License and Service Agreement [Amendment No. 2] - TeleNav Inc. and AT&T Mobility LLC
CONFIDENTIAL TREATMENT
SECOND AMENDMENT
TO THE LICENSE AND SERVICE AGREEMENT
THIS SECOND AMENDMENT (Amendment #2), is made and entered into as of November 20, 2008 ("Amendment") by and between by and between Telenav, Inc., a Delaware limited liability company, having its principal place of business at 1130 Kifer Road, Sunnyvale, CA 94086 ("Licensor"), and AT&T Mobility LLC (formerly known as Cingular Wireless LLC, "Cingular"), a limited liability company under the laws of Delaware, having a place of business at 1055 Lenox Park Blvd., Atlanta, GA 30319 ( "AT&T") (collectively "the Parties") and amends the License Service Agreement entered between Licensor and AT&T effective March 19, 2008 (the "Master Agreement"). For the purposes of this Amendment, all capitalized terms used herein and not otherwise defined shall have the meaning set forth in the Master Agreement.
RECITALS
WHEREAS, the Parties entered into and executed the Master Agreement, and;
WHEREAS, the Parties desire to amend the Master Agreement, as set forth herein;
NOW, THEREFORE, in consideration of the mutual covenants hereinafter set forth and other good and valuable consideration, the receipt and sufficiency of which is hereby acknowledged, the Parties hereby amend the Master Agreement as follows:
1. Section 5.5 of the Master Agreement is hereby deleted in its entirety and replaced with the following:
5.5 Advertising. Subject to the following provisions, Advertisements are permitted on the Information Services. [*****] shall determine the type, amount, location and format of Advertisements that may be delivered through the Information Services ("Advertising Inventory"). For each type of Advertisement that [*****] has approved, [*****] third-party advertising network shall provide sales and serving of the Advertising Inventory. If [*****] third party advertising network is unable to provide ad sales and ad serving functionality for a given type of approved Advertisement, then [*****] shall be permitted to provide such sales and serving functionality for the Advertising Inventory associated with that specific type of Advertisement subject to the restrictions in [*****]. "Advertisements" means any links, pointers, sponsorships, buttons, banners, graphics, images, listings, or any other placements or promotions or similar services to the extent used for advertising or referral sales, but specifically includes Mobile Search Ads. "Mobile Search Ad" means sponsored advertising search results. "AT&T Inventory" means Advertisements provided by AT&T or by a third-party advertising network acting on behalf of AT&T.

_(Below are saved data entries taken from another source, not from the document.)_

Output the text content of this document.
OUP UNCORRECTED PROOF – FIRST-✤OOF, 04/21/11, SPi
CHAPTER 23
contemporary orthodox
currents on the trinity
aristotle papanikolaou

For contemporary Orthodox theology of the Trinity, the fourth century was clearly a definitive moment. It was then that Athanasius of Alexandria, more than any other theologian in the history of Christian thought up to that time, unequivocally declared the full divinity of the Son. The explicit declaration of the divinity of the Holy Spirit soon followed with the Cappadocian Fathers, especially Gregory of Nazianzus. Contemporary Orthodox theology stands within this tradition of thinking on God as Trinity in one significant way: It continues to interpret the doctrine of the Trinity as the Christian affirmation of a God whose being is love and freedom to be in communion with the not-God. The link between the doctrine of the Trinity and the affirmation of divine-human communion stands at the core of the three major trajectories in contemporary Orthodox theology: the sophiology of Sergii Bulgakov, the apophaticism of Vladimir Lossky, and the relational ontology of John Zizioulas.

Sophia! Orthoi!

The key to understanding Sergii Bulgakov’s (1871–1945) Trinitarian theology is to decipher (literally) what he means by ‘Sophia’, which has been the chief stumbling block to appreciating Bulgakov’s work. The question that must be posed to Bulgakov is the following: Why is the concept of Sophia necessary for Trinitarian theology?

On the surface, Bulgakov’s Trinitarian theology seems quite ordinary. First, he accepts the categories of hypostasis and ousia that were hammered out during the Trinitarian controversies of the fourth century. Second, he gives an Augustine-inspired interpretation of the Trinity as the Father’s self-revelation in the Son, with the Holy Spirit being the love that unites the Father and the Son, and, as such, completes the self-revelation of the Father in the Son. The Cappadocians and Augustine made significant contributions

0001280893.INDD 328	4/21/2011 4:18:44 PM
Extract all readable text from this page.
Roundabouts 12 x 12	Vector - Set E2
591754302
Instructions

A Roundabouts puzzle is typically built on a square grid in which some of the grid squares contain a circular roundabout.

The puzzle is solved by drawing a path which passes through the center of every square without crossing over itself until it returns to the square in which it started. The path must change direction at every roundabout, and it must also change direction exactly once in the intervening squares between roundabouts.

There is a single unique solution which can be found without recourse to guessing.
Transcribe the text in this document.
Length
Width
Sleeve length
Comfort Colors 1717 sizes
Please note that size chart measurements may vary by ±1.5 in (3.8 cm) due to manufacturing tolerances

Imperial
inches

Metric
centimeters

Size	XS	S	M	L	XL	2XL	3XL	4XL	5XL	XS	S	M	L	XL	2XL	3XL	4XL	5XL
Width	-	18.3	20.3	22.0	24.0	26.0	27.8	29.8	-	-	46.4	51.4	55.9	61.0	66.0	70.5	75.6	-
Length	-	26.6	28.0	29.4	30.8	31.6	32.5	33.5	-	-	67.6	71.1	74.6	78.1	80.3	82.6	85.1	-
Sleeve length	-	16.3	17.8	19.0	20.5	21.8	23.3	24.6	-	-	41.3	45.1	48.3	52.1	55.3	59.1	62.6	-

2. Mobile Search Ads. AT&T retains the right to [*****] Mobile Search Ads in the future at its sole discretion, upon [*****] day written notice to Licensor.
IN WITNESS WHEREOF, AT&T and Company, intending to be bound by all of the terms and conditions, have caused this Amendment to be duly executed by their respective duly authorized representatives as of the date set forth above. This Amendment will not be fully executed and binding on the parties unless and until authorized signatures of both parties are affixed hereto.
AT&T MOBILITY LLC | Telenav, Inc. | |||||||
on behalf of itself and its Affiliates | ||||||||
/s/ Mark Collins | /s/ Douglas S. Miller | |||||||
(Signature) | (Signature) | |||||||
Printed Name: Mark Collins | Printed Name: Douglas S. Miller | |||||||
Title: | Vice President, Consumer Data Products | Title: | CFO |
[*****] Certain portions denoted with an asterisk have been omitted and filed separately with the Securities and Exchange Commission. Confidential treatment has been requested with respect to the omitted portions.